Perayaan Hari Ulang Tahun (HUT) Kemerdekaan Republik Indonesia (RI) yang jatuh setiap 17 Agustus, kerap diwarnai oleh berbagai lomba yang seru dan mengasyikkan plus mengundang gelak tawa.

Bagaimana tidak, kebanyakan lomba yang digelar tersebut memiliki keunikan sendiri-sendiri yang mengundang gelak tawa para penontonnya. Sebut saja lomba panjat pinang, balap karung, makan kerupuk, tarik tambang, gebuk bantal dan masih banyak lagi.

Yah, pesta rakyat ini memang sangat menyenangkan dan membuat peserta lomba dan penonton terhibur dibuatnya.

Namun tahukah Anda, bagaimana awal mulanya berbagai lomba khas 17 Agustusan itu muncul?

Menurut beberapa cerita orang orang yang pernah merasakan hidup di zaman awal kemerdekaan negara ini, tradisi lomba perayaan HUT Kemerdekaan RI itu muncul pada tahun 1950-an.
“Masyarakat sendiri yang memunculkan lomba-lomba itu untuk memeriahkan perayaan Kemerdekaan RI yang ke-5. Yang sebelumnya tidak ada.

Inilah yang membuat tradisi lomba 17 Agustus semakin menyebar luas di seluruh Tanah Air. Dan perlu diketahui, bahwa dibalik kemeriahan perayaan HUT RI lewat berbagai lomba tersebut, ada filosofi atau makna yang terkandung di setiap jenis lomba.

Makna Dibalik Setiap Lomba

Lomba engrang memiliki arti bahwa orang Belanda wmeskipun tubuhnya tinggi juga dapat dikalahkan.

Sedangkan lomba balap karung mengingatkan pada masa penjajahan Jepang sangat sulit rakyat indonesia memiliki pakaian yang layak sehngga karung goni dijadikan pakaian.

Simbol keprihatinan tentang kondisi rakyat Indonesia saat zaman penjajahan ditunjukkan pula lewat lomba makan kerupuk yang dijadikan simbol pangan.

Nah, kalau lomba tarik tambang adalah semangat gotong royong, kebersamaan, dan solidaritas masyarakat Indonesia.

Lantas, bagaimana pula sejarah dari lomba panjat pinang? Mengutip dari laman Wikipedia, Panjat Pinang disebutkan perlombaan ini menjadi objek bahan tertawaan penjajah Belanda.

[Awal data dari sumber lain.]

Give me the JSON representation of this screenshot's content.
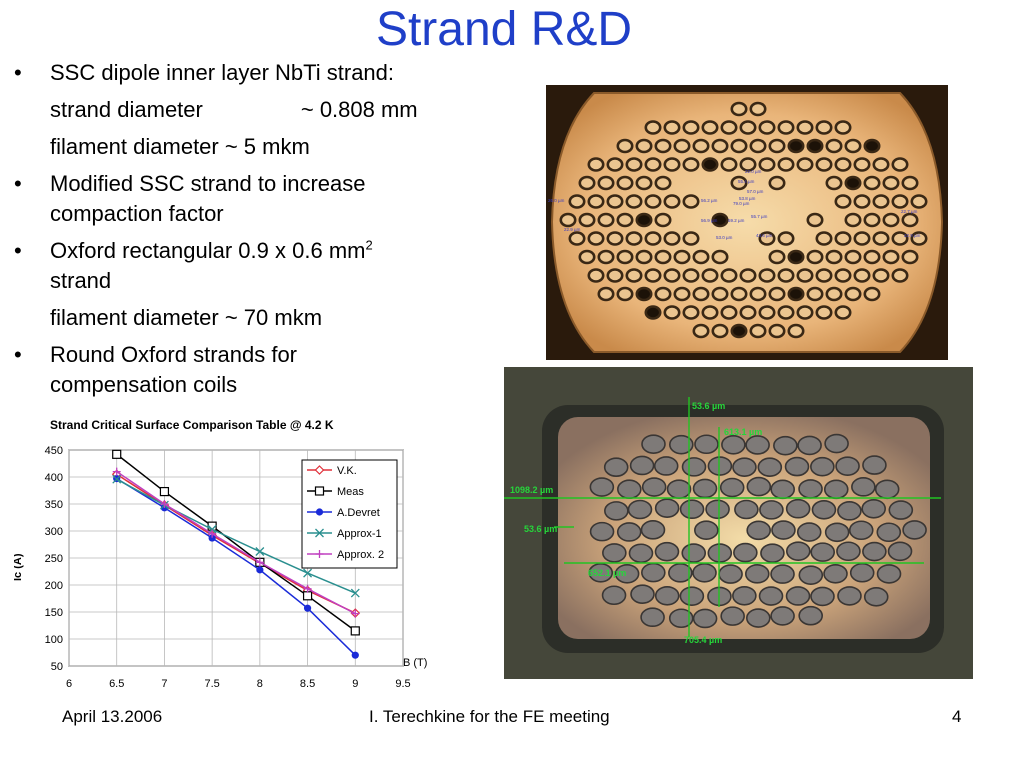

Panjat pinang berasal dari zaman penjajahan Belanda yang sering digelar acara besar seperti hajatan, pernikahan, dan lain-lain.

Pesertanya orang-orang pribumi yang memperebutkan ‘barang mewah’ waktu itu, biasanya bahan makanan seperti keju, gula, pakaian kemeja.

Ketika orang pribumi bersusah payah untuk memperebutkan hadiah, para orang-orang Belanda menonton sambil tertawa. Tata cara permainan ini belum berubah sejak dulu.

Bisa dibayangkan bagaimana kondisi rakyat Indonesia pada masa penjajahan. Sementara kebanyakan rakyat Indonesia bersusah payah untuk bisa bertahan hidup, tetapi para Penjajah Belanda justru hidup dalam kesenangan.